# Pacers owner eyes Reggie Miller to run team



## Basel (Mar 31, 2005)

> Indiana Pacers owner Herb Simon has heeded Larry Bird’s private and public proclamations that Bird is working his final year as the team’s president, that his staying through the lockout had been a favor to his boss. As Simon investigates possible succession plans, there’s one candidate emerging over everyone else: Pacers legend Reggie Miller.
> 
> Simon has been canvassing people he respects – including his longtime former general manager Donnie Walsh – for opinions about how they believe Miller would do with the transition from television to management. Several people with longstanding ties to Miller and the Pacers are pushing Miller to pursue the job, and as one tells Yahoo! Sports: “He’s going to look hard at this, if it’s presented in the right way.”
> 
> ...


http://sports.yahoo.com/nba/news;_ylt=AibMo8SRlVUr0onTjlhNqIK8vLYF?slug=aw-wojnarowski_pacers_reggie_miller_081811


----------



## Marcus13 (Jul 17, 2002)

he'd jeapordize being an iconic Indiana figure?

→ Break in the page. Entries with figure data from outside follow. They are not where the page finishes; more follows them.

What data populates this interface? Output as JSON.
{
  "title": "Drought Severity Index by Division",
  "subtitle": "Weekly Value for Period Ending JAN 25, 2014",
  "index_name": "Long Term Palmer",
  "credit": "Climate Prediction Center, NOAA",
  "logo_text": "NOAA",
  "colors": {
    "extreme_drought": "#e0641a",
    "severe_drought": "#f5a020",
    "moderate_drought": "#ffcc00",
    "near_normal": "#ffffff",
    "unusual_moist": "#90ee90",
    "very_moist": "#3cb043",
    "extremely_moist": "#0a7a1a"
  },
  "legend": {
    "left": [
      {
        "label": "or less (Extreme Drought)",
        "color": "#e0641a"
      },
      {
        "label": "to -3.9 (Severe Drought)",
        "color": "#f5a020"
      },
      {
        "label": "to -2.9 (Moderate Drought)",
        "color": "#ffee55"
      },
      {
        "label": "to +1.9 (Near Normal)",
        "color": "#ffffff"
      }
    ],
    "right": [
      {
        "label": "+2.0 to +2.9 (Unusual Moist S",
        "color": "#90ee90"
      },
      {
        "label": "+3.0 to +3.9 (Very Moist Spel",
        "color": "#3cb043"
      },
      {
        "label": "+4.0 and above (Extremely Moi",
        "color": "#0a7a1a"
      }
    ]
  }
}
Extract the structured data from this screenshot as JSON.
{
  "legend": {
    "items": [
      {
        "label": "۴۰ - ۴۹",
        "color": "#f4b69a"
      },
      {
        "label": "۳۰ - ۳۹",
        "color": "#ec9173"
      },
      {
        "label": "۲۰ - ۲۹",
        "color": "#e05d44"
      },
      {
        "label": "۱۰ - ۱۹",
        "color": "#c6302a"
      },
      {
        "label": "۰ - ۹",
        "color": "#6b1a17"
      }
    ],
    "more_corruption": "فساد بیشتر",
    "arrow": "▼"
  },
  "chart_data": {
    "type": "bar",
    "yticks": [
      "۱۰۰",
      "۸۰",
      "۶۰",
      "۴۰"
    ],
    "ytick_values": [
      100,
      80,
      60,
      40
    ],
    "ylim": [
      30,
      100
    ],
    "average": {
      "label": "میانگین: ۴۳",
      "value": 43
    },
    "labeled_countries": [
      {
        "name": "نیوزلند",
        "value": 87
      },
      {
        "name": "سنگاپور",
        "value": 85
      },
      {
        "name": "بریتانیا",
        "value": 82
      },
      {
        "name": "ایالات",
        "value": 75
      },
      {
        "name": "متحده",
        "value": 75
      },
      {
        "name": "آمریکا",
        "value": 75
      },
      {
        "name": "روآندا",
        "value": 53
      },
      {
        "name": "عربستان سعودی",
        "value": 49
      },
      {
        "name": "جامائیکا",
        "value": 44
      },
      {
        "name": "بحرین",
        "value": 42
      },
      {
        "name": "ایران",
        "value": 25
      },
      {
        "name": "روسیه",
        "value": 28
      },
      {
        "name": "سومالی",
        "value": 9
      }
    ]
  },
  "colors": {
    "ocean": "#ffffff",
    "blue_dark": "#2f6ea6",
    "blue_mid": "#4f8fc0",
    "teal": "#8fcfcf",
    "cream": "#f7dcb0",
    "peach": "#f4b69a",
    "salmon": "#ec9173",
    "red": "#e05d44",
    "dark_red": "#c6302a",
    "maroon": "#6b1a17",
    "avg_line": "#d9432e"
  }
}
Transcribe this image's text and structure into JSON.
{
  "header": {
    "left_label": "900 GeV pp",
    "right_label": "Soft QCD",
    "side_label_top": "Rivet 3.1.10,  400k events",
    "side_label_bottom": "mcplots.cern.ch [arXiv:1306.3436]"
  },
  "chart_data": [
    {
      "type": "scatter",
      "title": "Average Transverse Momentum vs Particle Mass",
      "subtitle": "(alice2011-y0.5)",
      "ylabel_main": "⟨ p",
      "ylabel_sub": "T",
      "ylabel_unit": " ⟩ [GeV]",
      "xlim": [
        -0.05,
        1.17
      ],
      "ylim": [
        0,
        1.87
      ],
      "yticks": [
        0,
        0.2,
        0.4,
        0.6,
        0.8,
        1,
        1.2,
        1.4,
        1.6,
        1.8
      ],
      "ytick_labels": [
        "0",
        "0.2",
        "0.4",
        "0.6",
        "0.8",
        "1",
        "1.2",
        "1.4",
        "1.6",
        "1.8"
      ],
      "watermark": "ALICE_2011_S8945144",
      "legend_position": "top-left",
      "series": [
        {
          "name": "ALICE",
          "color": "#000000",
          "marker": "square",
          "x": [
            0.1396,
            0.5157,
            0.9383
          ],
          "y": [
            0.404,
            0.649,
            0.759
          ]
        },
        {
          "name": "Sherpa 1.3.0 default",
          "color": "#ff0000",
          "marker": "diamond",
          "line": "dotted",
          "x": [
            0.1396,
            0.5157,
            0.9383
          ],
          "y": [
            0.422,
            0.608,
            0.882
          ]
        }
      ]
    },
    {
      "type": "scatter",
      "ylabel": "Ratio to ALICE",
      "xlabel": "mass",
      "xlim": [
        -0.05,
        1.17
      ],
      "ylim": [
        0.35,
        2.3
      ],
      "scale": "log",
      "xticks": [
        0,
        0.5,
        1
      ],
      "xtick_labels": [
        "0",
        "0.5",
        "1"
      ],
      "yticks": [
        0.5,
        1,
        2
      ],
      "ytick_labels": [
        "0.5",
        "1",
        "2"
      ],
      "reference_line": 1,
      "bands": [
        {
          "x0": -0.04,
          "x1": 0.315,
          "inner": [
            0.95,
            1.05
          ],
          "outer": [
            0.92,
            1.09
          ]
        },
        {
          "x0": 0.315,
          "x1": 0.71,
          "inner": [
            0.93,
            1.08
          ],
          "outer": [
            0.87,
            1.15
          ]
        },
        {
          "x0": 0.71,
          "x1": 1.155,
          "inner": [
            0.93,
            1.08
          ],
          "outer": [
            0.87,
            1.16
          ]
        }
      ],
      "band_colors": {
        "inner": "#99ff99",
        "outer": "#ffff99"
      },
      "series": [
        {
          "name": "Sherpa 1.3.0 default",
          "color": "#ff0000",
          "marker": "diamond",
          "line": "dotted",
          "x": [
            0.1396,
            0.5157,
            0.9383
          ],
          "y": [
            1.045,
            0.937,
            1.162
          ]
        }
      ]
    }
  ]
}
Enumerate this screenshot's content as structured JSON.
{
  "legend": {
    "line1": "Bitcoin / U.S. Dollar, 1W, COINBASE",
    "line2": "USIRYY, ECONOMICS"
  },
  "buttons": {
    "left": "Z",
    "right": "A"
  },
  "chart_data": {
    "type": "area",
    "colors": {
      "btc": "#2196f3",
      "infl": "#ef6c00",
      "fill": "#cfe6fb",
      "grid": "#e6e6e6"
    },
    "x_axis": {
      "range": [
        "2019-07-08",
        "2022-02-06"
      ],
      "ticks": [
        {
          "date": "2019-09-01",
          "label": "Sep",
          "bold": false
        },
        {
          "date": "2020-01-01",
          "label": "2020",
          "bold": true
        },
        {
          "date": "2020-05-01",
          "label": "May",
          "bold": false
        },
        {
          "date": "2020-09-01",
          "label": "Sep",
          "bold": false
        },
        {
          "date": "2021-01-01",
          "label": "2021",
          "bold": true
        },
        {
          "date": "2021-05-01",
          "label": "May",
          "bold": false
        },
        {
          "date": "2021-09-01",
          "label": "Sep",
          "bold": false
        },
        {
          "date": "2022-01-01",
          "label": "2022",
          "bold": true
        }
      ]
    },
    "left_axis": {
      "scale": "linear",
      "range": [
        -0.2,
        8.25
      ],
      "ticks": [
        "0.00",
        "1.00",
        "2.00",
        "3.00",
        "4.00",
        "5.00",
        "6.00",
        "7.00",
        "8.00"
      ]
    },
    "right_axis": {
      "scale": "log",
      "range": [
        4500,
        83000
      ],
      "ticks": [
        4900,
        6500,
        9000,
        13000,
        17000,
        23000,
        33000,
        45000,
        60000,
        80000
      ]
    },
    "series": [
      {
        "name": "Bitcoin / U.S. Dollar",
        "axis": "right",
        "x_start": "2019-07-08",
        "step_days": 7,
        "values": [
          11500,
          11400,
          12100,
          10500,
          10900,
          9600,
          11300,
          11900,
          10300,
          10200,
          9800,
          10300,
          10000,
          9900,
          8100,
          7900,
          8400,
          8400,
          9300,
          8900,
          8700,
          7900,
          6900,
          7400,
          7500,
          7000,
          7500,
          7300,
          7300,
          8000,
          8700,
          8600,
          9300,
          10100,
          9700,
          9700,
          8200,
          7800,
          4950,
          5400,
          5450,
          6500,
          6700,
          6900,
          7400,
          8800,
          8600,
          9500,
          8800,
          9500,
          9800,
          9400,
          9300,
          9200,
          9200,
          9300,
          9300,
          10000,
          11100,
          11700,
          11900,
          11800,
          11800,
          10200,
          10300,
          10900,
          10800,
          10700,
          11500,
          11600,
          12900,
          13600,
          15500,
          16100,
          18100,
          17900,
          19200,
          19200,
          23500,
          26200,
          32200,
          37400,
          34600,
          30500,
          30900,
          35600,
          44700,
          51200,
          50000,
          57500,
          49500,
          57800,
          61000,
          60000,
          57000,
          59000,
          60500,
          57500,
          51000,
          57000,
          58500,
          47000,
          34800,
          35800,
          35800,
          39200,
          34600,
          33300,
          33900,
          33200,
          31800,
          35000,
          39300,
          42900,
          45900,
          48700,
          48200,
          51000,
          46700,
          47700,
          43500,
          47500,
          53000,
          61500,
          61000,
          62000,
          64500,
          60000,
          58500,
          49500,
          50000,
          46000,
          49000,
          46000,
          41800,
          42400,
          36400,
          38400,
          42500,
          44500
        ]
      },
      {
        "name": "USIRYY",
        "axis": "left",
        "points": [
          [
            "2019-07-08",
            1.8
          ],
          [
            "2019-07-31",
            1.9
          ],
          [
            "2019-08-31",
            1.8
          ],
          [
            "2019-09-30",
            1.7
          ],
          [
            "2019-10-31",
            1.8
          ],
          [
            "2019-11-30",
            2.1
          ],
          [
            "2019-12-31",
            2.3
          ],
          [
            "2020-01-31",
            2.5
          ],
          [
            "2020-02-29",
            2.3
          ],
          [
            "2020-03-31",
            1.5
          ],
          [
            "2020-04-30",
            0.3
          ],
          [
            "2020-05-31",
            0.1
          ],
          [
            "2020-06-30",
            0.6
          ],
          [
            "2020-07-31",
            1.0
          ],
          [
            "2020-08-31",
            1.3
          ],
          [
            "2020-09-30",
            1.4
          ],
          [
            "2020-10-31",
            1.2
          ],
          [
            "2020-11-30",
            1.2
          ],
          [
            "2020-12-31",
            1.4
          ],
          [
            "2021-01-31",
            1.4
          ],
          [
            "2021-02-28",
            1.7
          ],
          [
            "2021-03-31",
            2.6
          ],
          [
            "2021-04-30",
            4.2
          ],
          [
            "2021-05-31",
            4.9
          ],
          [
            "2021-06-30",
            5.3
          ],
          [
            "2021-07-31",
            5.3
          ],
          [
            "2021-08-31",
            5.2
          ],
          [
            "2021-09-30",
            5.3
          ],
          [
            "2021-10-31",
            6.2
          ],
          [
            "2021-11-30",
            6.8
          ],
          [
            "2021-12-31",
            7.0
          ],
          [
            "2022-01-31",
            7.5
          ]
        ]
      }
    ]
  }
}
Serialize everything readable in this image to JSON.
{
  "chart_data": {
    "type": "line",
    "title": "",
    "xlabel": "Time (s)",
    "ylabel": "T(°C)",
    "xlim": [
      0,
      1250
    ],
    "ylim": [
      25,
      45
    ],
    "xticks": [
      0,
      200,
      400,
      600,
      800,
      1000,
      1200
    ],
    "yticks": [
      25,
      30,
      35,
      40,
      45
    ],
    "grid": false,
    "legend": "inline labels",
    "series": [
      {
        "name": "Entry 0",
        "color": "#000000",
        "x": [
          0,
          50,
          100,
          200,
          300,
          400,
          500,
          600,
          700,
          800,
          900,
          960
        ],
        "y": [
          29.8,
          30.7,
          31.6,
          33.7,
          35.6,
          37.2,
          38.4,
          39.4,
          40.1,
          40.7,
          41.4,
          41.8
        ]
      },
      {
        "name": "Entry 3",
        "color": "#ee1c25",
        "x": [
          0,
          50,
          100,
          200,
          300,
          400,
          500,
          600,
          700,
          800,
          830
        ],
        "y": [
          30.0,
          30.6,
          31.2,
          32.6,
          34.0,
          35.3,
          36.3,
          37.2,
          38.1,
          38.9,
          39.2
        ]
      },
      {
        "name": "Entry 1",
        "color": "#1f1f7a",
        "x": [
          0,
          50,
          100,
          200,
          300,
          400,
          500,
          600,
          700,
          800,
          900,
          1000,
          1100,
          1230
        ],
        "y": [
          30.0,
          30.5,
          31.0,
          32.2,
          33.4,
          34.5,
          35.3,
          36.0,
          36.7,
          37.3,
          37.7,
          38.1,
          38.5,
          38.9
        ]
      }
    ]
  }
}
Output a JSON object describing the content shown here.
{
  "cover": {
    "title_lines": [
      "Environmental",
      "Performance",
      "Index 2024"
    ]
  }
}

I don't believe that at all. It's not like the Pacers failing for some seasons under Reggie instead of someone random is going to break the hearts of Hoosiers across the state


----------



## Knick Killer (Jul 16, 2006)

Marcus13 said:


> he'd jeapordize being an iconic Indiana figure? I don't believe that at all. It's not like the Pacers failing for some seasons under Reggie instead of someone random is going to break the hearts of Hoosiers across the state


Yeah I totally agree. Reggie will forever be considered a basketball god in Indiana.


----------



## Gonzo (Oct 14, 2004)

Not really sure if Reggie would do all that well, but he would definitely get people watching the Pacers again. I don't think it's a bad idea.


----------



## R-Star (Jun 13, 2002)

I'd be all for it. I've always wanted Reg back with the team in some fashion. What better spot then having him run the team.


----------



## Bogg (May 4, 2009)

I don't like this at all. I enjoy Reggie as an analyst.


----------



## Dre (Jun 20, 2003)

He's a terrible analyst which would make me question his judgement.


----------



## Diable (Apr 26, 2005)

He should do this and hire his sister to be his assistant...Please Lord.


----------